New method for imaging electronic orbitals in solids

March 26, 2019

The research teams of Prof. Liu Hao Tjeng from MPI-CPfS, Prof. Maurits Haverkort from the University of Heidelberg (former MPI), and Dr. Andrea Severing from the University of Cologne have conceptualized and tested a new method for making quantum mechanical objects in solids visible at a beamline at the German Electron Synchrotron DESY in Hamburg.
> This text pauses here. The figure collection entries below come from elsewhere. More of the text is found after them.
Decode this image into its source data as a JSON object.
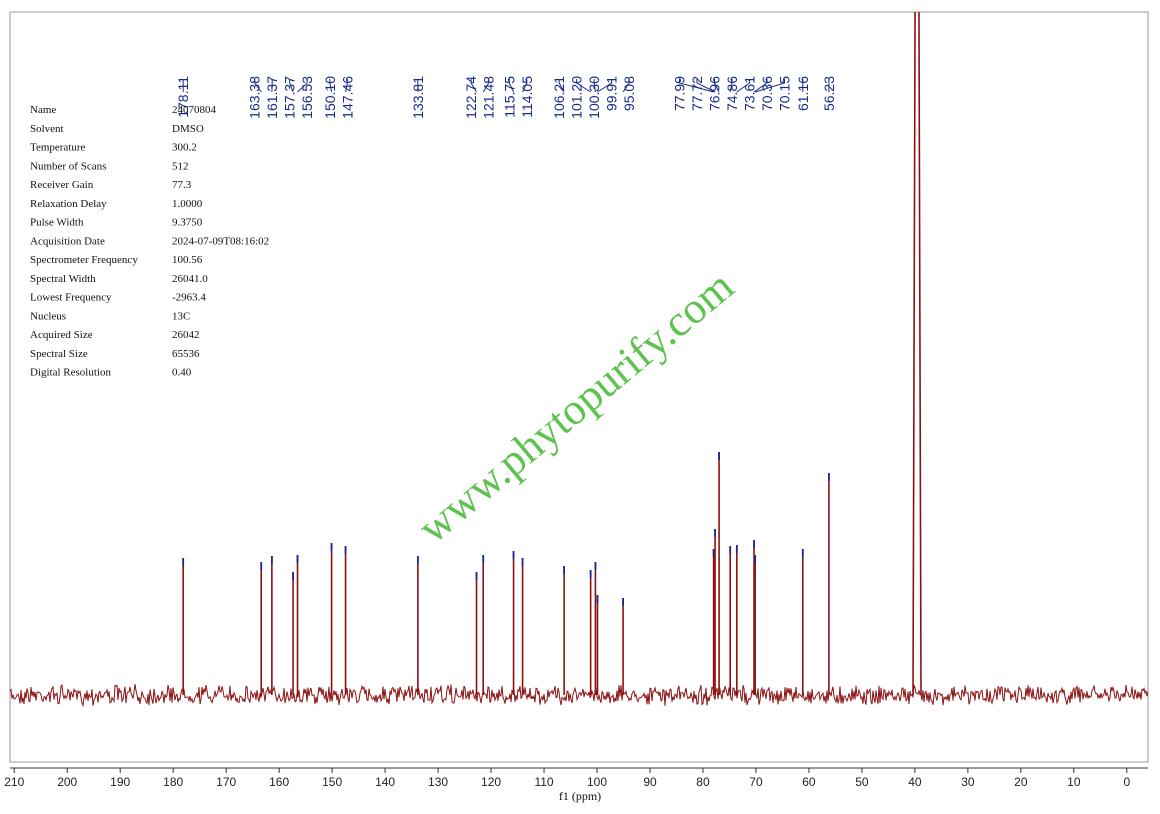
{
  "chart_data": {
    "type": "nmr",
    "xlabel": "f1 (ppm)",
    "xlim": [
      210.8,
      -4
    ],
    "xticks": [
      210,
      200,
      190,
      180,
      170,
      160,
      150,
      140,
      130,
      120,
      110,
      100,
      90,
      80,
      70,
      60,
      50,
      40,
      30,
      20,
      10,
      0
    ],
    "ylim": [
      -67,
      683
    ],
    "x": [
      178.11,
      163.38,
      161.37,
      157.37,
      156.53,
      150.1,
      147.46,
      133.81,
      122.74,
      121.48,
      115.75,
      114.05,
      106.21,
      101.2,
      100.3,
      99.91,
      95.08,
      77.99,
      77.72,
      76.96,
      74.86,
      73.61,
      70.36,
      70.15,
      61.16,
      56.23
    ],
    "x_labels": [
      "178.11",
      "163.38",
      "161.37",
      "157.37",
      "156.53",
      "150.10",
      "147.46",
      "133.81",
      "122.74",
      "121.48",
      "115.75",
      "114.05",
      "106.21",
      "101.20",
      "100.30",
      "99.91",
      "95.08",
      "77.99",
      "77.72",
      "76.96",
      "74.86",
      "73.61",
      "70.36",
      "70.15",
      "61.16",
      "56.23"
    ],
    "values": [
      137,
      133,
      139,
      123,
      140,
      152,
      149,
      139,
      123,
      140,
      144,
      137,
      129,
      125,
      133,
      100,
      97,
      146,
      166,
      243,
      149,
      150,
      155,
      140,
      146,
      222
    ],
    "solvent_peak": {
      "x": 39.6,
      "value": 1000
    },
    "line_color": "#8b1111",
    "cap_color": "#1a2a9a"
  },
  "parameters": [
    [
      "Name",
      "24070804"
    ],
    [
      "Solvent",
      "DMSO"
    ],
    [
      "Temperature",
      "300.2"
    ],
    [
      "Number of Scans",
      "512"
    ],
    [
      "Receiver Gain",
      "77.3"
    ],
    [
      "Relaxation Delay",
      "1.0000"
    ],
    [
      "Pulse Width",
      "9.3750"
    ],
    [
      "Acquisition Date",
      "2024-07-09T08:16:02"
    ],
    [
      "Spectrometer Frequency",
      "100.56"
    ],
    [
      "Spectral Width",
      "26041.0"
    ],
    [
      "Lowest Frequency",
      "-2963.4"
    ],
    [
      "Nucleus",
      "13C"
    ],
    [
      "Acquired Size",
      "26042"
    ],
    [
      "Spectral Size",
      "65536"
    ],
    [
      "Digital Resolution",
      "0.40"
    ]
  ],
  "watermark": "www.phytopurify.com"
}
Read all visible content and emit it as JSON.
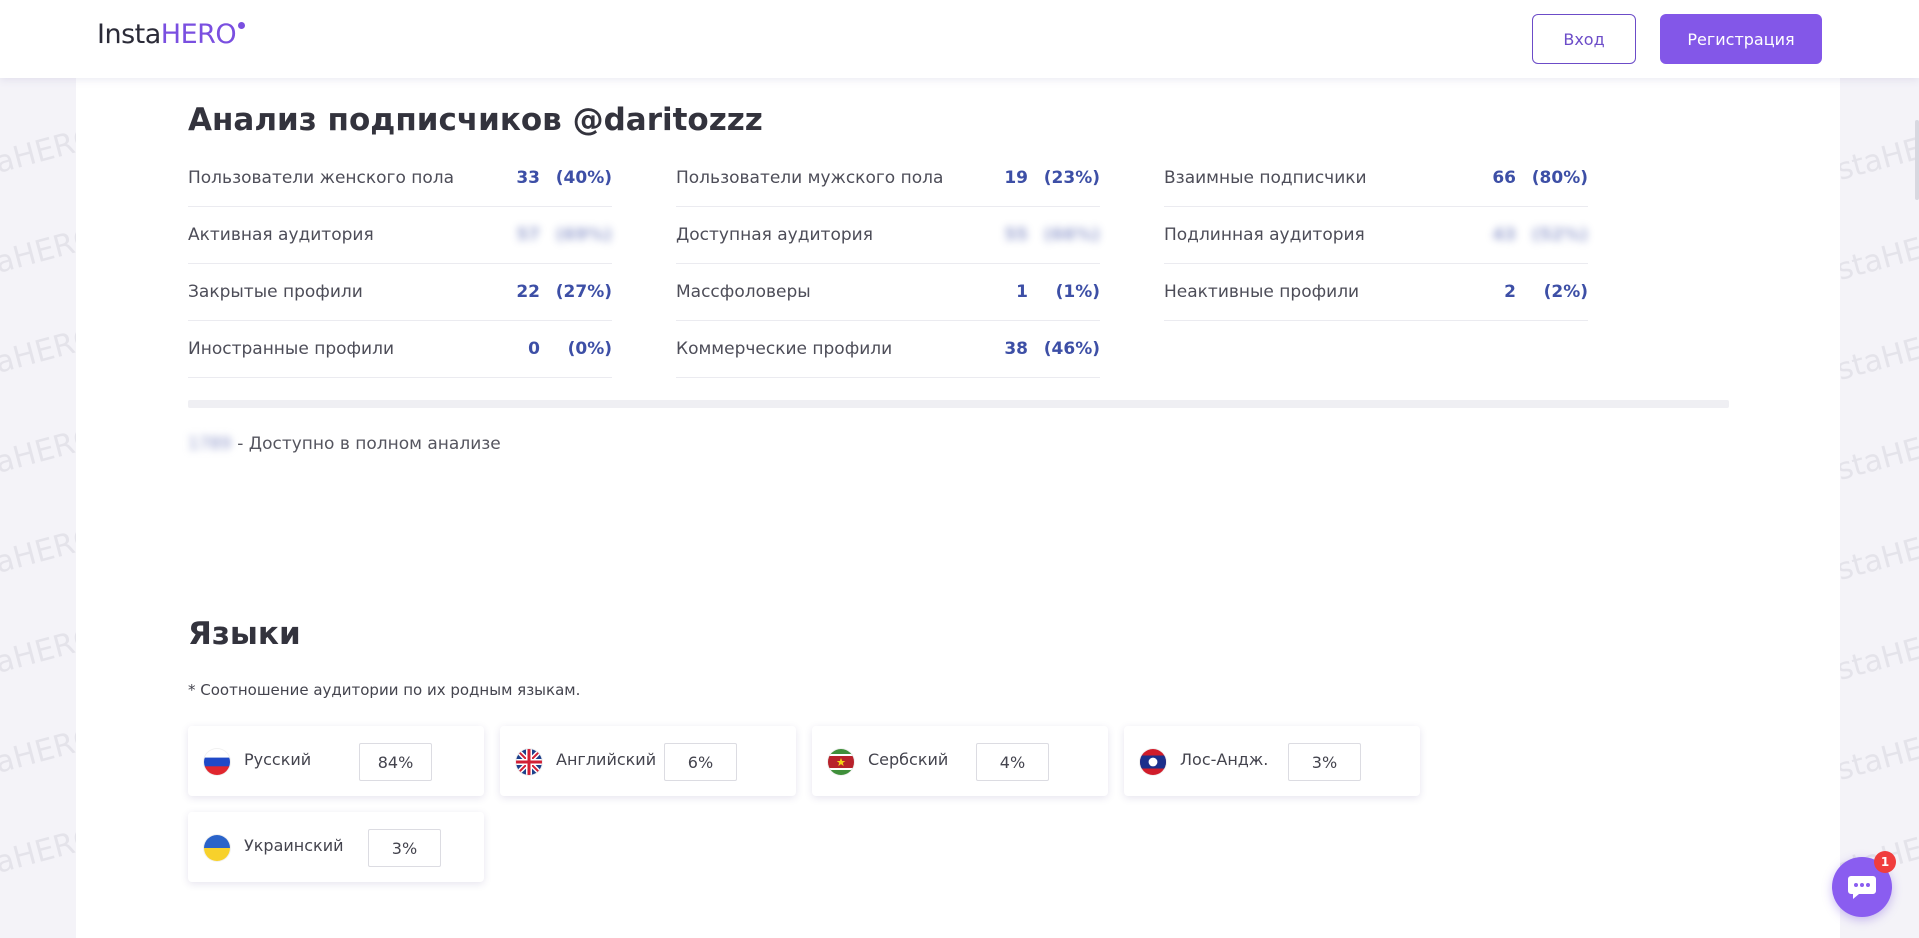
{
  "header": {
    "logo_insta": "Insta",
    "logo_hero": "HERO",
    "login_label": "Вход",
    "register_label": "Регистрация"
  },
  "watermark_text": "InstaHERO",
  "analysis": {
    "title": "Анализ подписчиков @daritozzz",
    "columns": [
      [
        {
          "label": "Пользователи женского пола",
          "count": "33",
          "pct": "(40%)",
          "blurred": false
        },
        {
          "label": "Активная аудитория",
          "count": "57",
          "pct": "(69%)",
          "blurred": true
        },
        {
          "label": "Закрытые профили",
          "count": "22",
          "pct": "(27%)",
          "blurred": false
        },
        {
          "label": "Иностранные профили",
          "count": "0",
          "pct": "(0%)",
          "blurred": false
        }
      ],
      [
        {
          "label": "Пользователи мужского пола",
          "count": "19",
          "pct": "(23%)",
          "blurred": false
        },
        {
          "label": "Доступная аудитория",
          "count": "55",
          "pct": "(66%)",
          "blurred": true
        },
        {
          "label": "Массфоловеры",
          "count": "1",
          "pct": "(1%)",
          "blurred": false
        },
        {
          "label": "Коммерческие профили",
          "count": "38",
          "pct": "(46%)",
          "blurred": false
        }
      ],
      [
        {
          "label": "Взаимные подписчики",
          "count": "66",
          "pct": "(80%)",
          "blurred": false
        },
        {
          "label": "Подлинная аудитория",
          "count": "43",
          "pct": "(52%)",
          "blurred": true
        },
        {
          "label": "Неактивные профили",
          "count": "2",
          "pct": "(2%)",
          "blurred": false
        }
      ]
    ],
    "full_note_count": "1789",
    "full_note_text": "- Доступно в полном анализе"
  },
  "languages": {
    "title": "Языки",
    "subtitle": "* Соотношение аудитории по их родным языкам.",
    "items": [
      {
        "name": "Русский",
        "pct": "84%",
        "flag": "russia-flag-icon"
      },
      {
        "name": "Английский",
        "pct": "6%",
        "flag": "uk-flag-icon"
      },
      {
        "name": "Сербский",
        "pct": "4%",
        "flag": "suriname-flag-icon"
      },
      {
        "name": "Лос-Андж.",
        "pct": "3%",
        "flag": "laos-flag-icon"
      },
      {
        "name": "Украинский",
        "pct": "3%",
        "flag": "ukraine-flag-icon"
      }
    ]
  },
  "chat": {
    "badge": "1",
    "icon": "chat-icon"
  },
  "colors": {
    "accent": "#8357e8",
    "stat_value": "#3d4fa6"
  }
}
Orbital states are quantum mechanical constructions that describe the probability to find an electron in an atom, molecule or solid.  We know from atomic physics that an s-orbital is spherical or that a p-orbital is dumbbell-shaped, but how do the complicated distributions of the electrons that contribute to chemical bonds in solids look like?  Knowledge of these orbital states or electron distributions is the basis for our understanding of chemical bonds and with this of the physical properties; always with the goal to design materials with specific properties. Here x-ray spectroscopy has contributed tremendously but the interpretation of the spectra is not easy and is often based on some assumptions for the analysis of the data.  Hence it would be great to have an experimental method that gives a direct image of the local electron density.

Such a method has been developed by the research teams of Prof. Liu Hao Tjeng, Prof. Maurits Haverkort and Dr. Andrea Severing.  At the German Electron Synchrotron DESY in Hamburg they have built up an end station that can be used for imaging directly local electron densities without the need for further mathematical analysis.